Vous regardez la femme du rocker. Elle passe une main translucide dans sa chevelure décolorée d’un ton sous le noir geai. Vous tombez en admiration devant cette couleur pitoyable, une lampe artificielle ne vous aurait pas brulé plus profond.

Vous caressez la fourchette. Rêvez d’oser lui catapuler un message brodé dans la nappe en lin rouge.

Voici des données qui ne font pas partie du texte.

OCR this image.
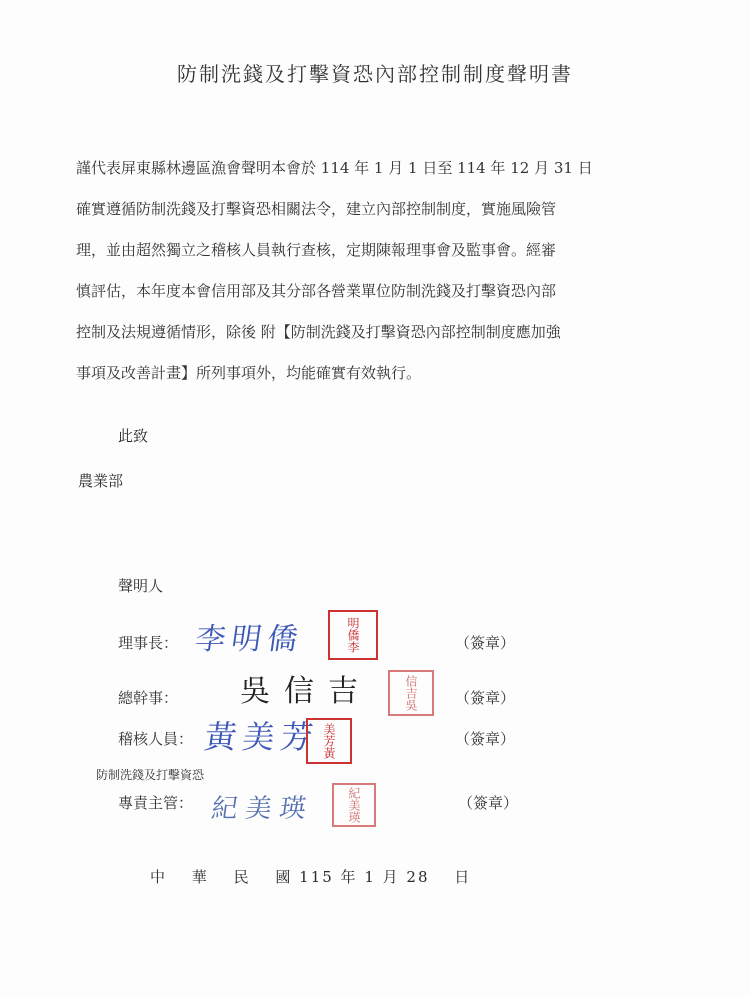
防制洗錢及打擊資恐內部控制制度聲明書
謹代表屏東縣林邊區漁會聲明本會於 114 年 1 月 1 日至 114 年 12 月 31 日
確實遵循防制洗錢及打擊資恐相關法令，建立內部控制制度，實施風險管
理，並由超然獨立之稽核人員執行查核，定期陳報理事會及監事會。經審
慎評估，本年度本會信用部及其分部各營業單位防制洗錢及打擊資恐內部
控制及法規遵循情形，除後 附【防制洗錢及打擊資恐內部控制制度應加強
事項及改善計畫】所列事項外，均能確實有效執行。
此致
農業部
聲明人
理事長： 李明僑	明僑李	（簽章）
總幹事： 吳信吉	信吉吳 （簽章）
稽核人員： 黃美芳 美芳黃	（簽章）
防制洗錢及打擊資恐
專責主管： 紀美瑛	紀美瑛	（簽章）
中 華 民 國 115 年 1 月 28 日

Vos rêves d’enfant se croisent sur le chemin du coup de foudre.

Le match de football passe à la télévision. Le gazon est tondu. Les joueurs s’agitent.

Nous nous regardons lentement, happés par les effluves de pomme et de drogue.

L’air de rien, les battements de nos coeurs s’accordent. Le timing est parfait:

« Mon fils, tu n’as pas changé. » je te dis.

Une infime larme est tombée sous les yeux de notre public. Les yeux noirs s’aggrandissent; les gestes insipides me redeviennent familiers.

« Tu as pris Iran air pour convaincre ton père de revenir au pays.

Mais fils, regarde cette femme inconnue. Pourrai-je la laisser au bras de ce damné musicien? Elle est si fragile, elle ne peut pas le quitter, elle vient ici tous les vendredis, c’est sa seule bouffée d’air, fumée de pomme sur son esprit ailleurs.

C’est embêtant, si je t’écoutais, je quitterais ce monde qui me plait ».